Pattern matching with Ocaml is definitely a plus :P, but I definitely felt that working with Ocaml was substantially more challenging. Especially since none of us had prior experience in game development, much less functional game development, the code we produced was riddled with mutability. It would've helped to look at established design patterns first.


I personally found the jsoo documentation almost unusable (same with Ocsigen). OCaml still has a pretty serious shortage of up-to-date, descriptive documentation, especially outside the Jane Street Core bubble.

I'm really excited to see this project because it's the first jsoo program I've seen with a logical structure and a considerable amount of logic implemented in OCaml that ties into JS.

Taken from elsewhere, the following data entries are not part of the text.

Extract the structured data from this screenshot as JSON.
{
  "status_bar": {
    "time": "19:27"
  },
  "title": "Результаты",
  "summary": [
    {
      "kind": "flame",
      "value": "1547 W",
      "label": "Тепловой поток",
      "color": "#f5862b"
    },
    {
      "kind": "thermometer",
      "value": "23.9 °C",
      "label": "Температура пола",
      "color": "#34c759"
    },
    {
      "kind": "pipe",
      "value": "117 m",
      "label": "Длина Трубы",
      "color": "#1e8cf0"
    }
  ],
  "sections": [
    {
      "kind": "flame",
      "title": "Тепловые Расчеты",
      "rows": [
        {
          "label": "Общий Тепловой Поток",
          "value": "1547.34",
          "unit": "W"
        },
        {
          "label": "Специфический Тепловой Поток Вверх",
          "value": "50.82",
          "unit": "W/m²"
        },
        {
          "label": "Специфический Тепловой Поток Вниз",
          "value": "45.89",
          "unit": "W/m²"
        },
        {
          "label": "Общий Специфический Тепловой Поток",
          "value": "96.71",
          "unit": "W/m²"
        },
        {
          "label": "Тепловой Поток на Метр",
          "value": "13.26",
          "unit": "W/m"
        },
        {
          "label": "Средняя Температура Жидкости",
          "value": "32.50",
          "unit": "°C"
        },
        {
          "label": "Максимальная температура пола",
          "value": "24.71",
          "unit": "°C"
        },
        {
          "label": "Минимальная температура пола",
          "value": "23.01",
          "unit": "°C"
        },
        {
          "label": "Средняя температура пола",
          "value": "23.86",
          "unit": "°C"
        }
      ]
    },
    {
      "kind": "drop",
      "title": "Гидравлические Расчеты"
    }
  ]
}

What would be the best way to throttle fps and ensure compatibility between different refresh rates?


You count the time since the last update, wait for the time to accumulate over the update threshold, run the update loop with a fixed time-slice enough times to match whole number of frames. Let the carry over perpetuate to the next frame.

At 144hz with a fixed time-slice set for 60hz, you'd have one update on the 2nd, 4th, 7th, 9th, 12th, 14th, etc. frames.


The best way is usually to not tie game state to frame ticks. See Bethesda's Creation Engine https://www.youtube.com/watch?v=Yuyp-S7FPNI for why that's a bad idea.


The movement is really hacky (https://github.com/mahsu/MariOCaml/blob/master/object.ml#L16...), whereas the actual game takes a more fine-tuned approach (http://s276.photobucket.com/user/jdaster64/media/smb3_physic...). It was tough to keep things simple and use a single set of rules without making everything too floaty or heavy.


I don't think "simple and use a single set of rules" describes the control code for any shipping (action) game. At least none I've worked on. They're all complex piles of special cases and hacks in an effort to make the movement 'feel' right (which works, but is disheartening at first, until you start to expect it).


The Sonic Physics Guide is how I implemented my first (good) platformer physics.

https://info.sonicretro.org/Sonic_Physics_Guide

It's fairly hack free in the abstract. But reality is often a little different, based on the quirks of your collision detection.